# Books on the Havanese?



## SMARTY (Apr 19, 2007)

I can't find the thread that mentioned a book on the Havanese. Does anyone know the name or where I can obtain a copy? thanks


----------



## LuvMyHavanese (Apr 13, 2007)

A great book is Havanese by Diane Klumb & Joanne Baldwin. You can get it thru Amazon.com. THey are both highly regarded in the hav circle. THey are breeders & Joanne is a DVM. They are also on the HCA board etc...


----------



## LuvMyHavanese (Apr 13, 2007)

Thats the book i read 100 times before i got my pups. Amazon's link is
Amazon.com: the Havanese: Books: Diane Klumb,Joanne Baldwin


----------



## SMARTY (Apr 19, 2007)

thank you, I checked out her website and SURPRISE, her "Charley" and my Smarty are somewhat related. Smarty's mom is from Hungary with her grandsire being "A Maiden Effort' s Ungaro". It really is a small world. I'm ordering her book today.


----------



## Havtahava (Aug 20, 2006)

If you want the book with color photos, you can get it at Lulu.com. I believe the one sold at Amazon.com only has black & white photos.


----------



## juliav (Nov 21, 2006)

Another good book is The Joyous Havanese by Kathryn Braund.

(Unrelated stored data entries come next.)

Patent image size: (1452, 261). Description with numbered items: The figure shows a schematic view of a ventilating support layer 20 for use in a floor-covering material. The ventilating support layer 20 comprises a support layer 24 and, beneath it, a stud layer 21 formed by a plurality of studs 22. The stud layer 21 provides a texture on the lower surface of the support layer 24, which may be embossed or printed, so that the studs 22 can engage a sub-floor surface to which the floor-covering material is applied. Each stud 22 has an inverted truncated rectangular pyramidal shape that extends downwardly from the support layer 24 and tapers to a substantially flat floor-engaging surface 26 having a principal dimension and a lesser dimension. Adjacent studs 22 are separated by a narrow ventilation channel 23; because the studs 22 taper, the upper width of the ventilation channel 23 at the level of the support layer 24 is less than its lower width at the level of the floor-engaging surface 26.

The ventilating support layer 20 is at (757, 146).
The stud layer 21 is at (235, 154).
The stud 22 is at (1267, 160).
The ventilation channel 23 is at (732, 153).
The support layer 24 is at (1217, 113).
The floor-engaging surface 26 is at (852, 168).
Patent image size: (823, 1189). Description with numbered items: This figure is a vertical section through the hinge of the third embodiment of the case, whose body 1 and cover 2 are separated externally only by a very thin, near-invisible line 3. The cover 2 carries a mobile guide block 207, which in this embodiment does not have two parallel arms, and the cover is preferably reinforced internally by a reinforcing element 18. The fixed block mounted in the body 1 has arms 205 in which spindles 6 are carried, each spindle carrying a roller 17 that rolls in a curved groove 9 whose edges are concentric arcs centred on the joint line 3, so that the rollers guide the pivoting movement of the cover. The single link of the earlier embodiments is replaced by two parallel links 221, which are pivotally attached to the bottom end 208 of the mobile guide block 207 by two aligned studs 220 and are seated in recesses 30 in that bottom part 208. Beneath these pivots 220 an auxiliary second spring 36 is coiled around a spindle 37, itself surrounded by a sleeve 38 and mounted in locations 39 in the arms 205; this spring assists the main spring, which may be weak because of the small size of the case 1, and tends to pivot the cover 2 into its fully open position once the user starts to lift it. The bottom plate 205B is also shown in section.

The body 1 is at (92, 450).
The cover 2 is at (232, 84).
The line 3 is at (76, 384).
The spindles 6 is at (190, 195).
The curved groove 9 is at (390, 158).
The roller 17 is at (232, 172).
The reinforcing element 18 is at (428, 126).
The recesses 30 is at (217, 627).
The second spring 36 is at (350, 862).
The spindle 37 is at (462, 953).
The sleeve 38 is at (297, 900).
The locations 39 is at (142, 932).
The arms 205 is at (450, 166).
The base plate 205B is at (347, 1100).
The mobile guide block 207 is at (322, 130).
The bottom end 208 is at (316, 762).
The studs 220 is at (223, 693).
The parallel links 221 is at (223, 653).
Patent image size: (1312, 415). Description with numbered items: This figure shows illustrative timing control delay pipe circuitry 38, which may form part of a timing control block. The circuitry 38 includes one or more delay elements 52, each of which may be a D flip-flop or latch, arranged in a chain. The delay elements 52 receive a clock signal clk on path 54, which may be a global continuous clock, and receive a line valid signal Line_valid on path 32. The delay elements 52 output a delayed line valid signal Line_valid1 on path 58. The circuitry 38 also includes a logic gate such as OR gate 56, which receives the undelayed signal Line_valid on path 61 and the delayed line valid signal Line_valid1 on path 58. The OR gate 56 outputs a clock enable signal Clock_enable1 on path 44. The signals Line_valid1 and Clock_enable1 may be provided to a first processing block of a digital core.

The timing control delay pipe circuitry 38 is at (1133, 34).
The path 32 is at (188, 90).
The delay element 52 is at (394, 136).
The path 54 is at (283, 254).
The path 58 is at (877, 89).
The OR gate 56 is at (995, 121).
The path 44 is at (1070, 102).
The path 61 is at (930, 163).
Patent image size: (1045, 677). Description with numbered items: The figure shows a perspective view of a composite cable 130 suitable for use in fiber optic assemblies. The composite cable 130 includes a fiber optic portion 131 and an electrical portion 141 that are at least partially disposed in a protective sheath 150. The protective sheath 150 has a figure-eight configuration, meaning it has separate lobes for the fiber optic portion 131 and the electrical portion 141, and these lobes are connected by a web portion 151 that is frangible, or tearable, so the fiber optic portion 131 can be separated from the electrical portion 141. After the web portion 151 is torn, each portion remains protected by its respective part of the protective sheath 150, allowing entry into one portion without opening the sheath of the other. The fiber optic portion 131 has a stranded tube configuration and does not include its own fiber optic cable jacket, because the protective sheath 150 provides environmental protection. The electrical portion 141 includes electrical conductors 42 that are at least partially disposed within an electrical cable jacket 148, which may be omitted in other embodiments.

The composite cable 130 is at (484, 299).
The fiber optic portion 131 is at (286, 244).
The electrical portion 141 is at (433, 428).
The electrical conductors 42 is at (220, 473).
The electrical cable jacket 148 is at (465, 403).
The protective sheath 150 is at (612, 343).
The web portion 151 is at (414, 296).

You can buy it on Amazon.com ,but here's a link to the actual book itself.

http://joyoushavanese.com/joyhav.html


----------



## LuvMyHavanese (Apr 13, 2007)

Thanks Kimberly. I forgot about that. I remember now searching & i did want color photos & had to get it thru Lulu. It was a while back!!! Sorry to forget to mention that Sandi!
Its twice the price but worth it.


----------



## SMARTY (Apr 19, 2007)

Thank you all so much.......I ordered the one on amazon.com a little while ago. May get the colored one later. I almost bought the Joyous Havanese, but controlled myself. Sometimes I but several books at a time and never read them all, this way I will look forward to my next book. 

We just had a bath, and boy, does her head look fluffy! Twice it's normal size. I'm having a groomer help me trim her paws today, she has no traction with so much hair between her pads.


----------



## LuvMyHavanese (Apr 13, 2007)

Her book will also tell you how to trim the paws too!! Thats where i learned it from. I cant say i do the BEST job, but it does save me money. Now if i could just do the nails..........:whoo:


----------



## SMARTY (Apr 19, 2007)

As this is my first long haired breed, I can use all the help I can get. Do you know any breeders in Georgia?


----------



## LuvMyHavanese (Apr 13, 2007)

I just got both my dogs 4 months ago from a great breeder near Lexington S.C. I could email you privately if you would like her contact info.


----------



## dboudreau (Jan 12, 2007)

I have found five Havanese books:

"The Joyous Havanese" by Kathryn Braund
"The Havanese": by Diane Kumb with Joanne Baldwin DVM
(mentioned already in this thread)

Plus:
"Havanese" by Dorothy Goodale 
"Bichon Havanese" by Zoila Portunondo Guerra
"Havanese - A Compete Pet Owner's Manual" by Nikki Riggsbee

They all have great information. I got them all on Amazon.


----------



## SHOWDOWN (Dec 17, 2006)

dboudreau said:


> I have found five Havanese books:
> 
> "The Joyous Havanese" by Kathryn Braund
> "The Havanese": by Diane Kumb with Joanne Baldwin DVM
> ...


i agree i have all of them. great bookseace:


----------



## marjrc (Jan 13, 2007)

This isn't a book about Havanese, but it's the first book I bought before we even had Ricky home and it really helped me understand the psychology and language of dogs... "Idiot's Guide to Positive Training for Dogs", by Pamela Dennison. I highly recommend it. It's easy to read, entertaining and very informative. It's easy to refer to when starting to train your puppy too. 

Another great one for training pups is, "Puppy School", by Gwen Bailey. I love it!


----------



## SMARTY (Apr 19, 2007)

Shannon, The S.C. line is only an hour or two from us. I was really in hopes of finding a local club with some Hav members, they do not have to be breeders as I am going to wait a while for another puppy. 

Do any of you live near Fresno, I'm going to see my daughter in June and would love to see some of you? Smarty will probably be coming with me.


----------